Once each half-reaction is balanced, combine them, ensuring that electrons lost and gained are equal. Our original exercise resulted in a balanced equation by following these steps.

Stoichiometry

Stoichiometry involves calculating the quantities of reactants and products in a chemical reaction. It is pivotal for linking molarity to real-world reactions, as it relies on balancing chemical equations to find the mole ratio of reactants and products.
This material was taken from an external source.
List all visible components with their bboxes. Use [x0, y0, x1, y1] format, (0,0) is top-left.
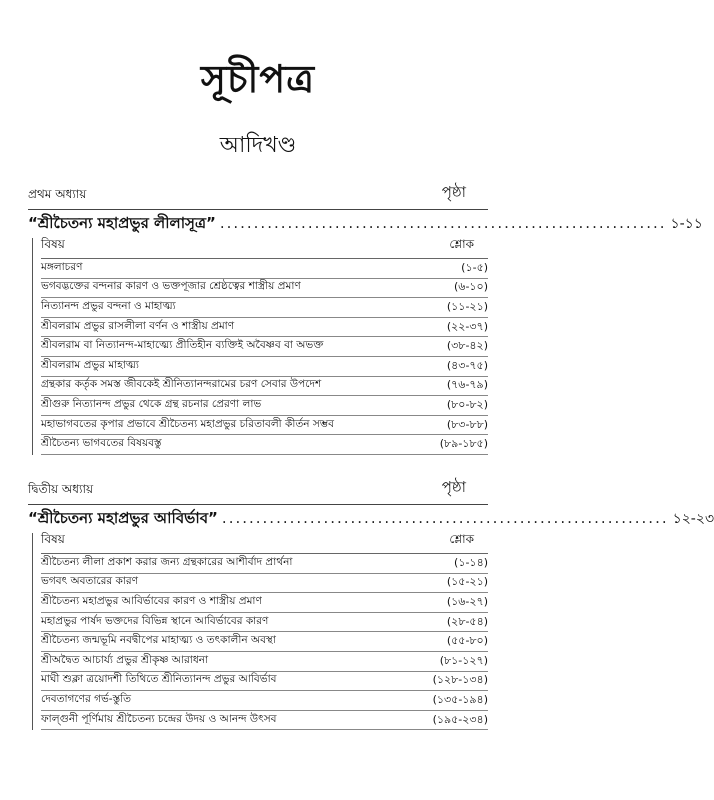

To apply stoichiometry effectively:

• Use the balanced chemical equation to understand the mole ratio of each reactant and product.
• Convert all given information to moles (e.g., using molarity and volume).
• Apply the mole ratio from the balanced equation to find unknown quantities.

In our exercise, \( \mathrm{Cr}_2\mathrm{O}_7^{2-} \) reacted with \( \mathrm{Fe}^{2+} \) in a 1:6 ratio. Using stoichiometry, we determined the moles of \( \mathrm{Fe}^{2+} \) reacted given the moles of \( \mathrm{Cr}_2\mathrm{O}_7^{2-} \) provided. Understanding stoichiometry is crucial for accurately predicting how much of each substance is needed or produced in a reaction.

Acidic Solution

In chemistry, an acidic solution refers to any solution that has a higher concentration of hydrogen ions (\( \mathrm{H}^+ \)) than pure water, which contributes to its acidic properties. This is often necessary for certain reactions, including many redox processes, as in our exercise.

Key aspects of acidic solutions in reactions:

• The presence of \( \mathrm{H}^+ \) ions can help balance the reaction, especially for oxygen and hydrogen.
• Acidic environments can alter the rate and equilibrium of reactions, making certain reductions or oxidations possible.
• Understanding the role of \( \mathrm{H}^+ \) assists in balancing redox equations and predicting product formation in reactions.

In our redox reaction, the acidic solution facilitated the oxidation of \( \mathrm{Fe}^{2+} \) ions, as shown by the inclusion of \( \mathrm{H}^+ \) in the balanced equation. Recognizing the conditions under which a reaction occurs can be vital for mastering chemistry concepts.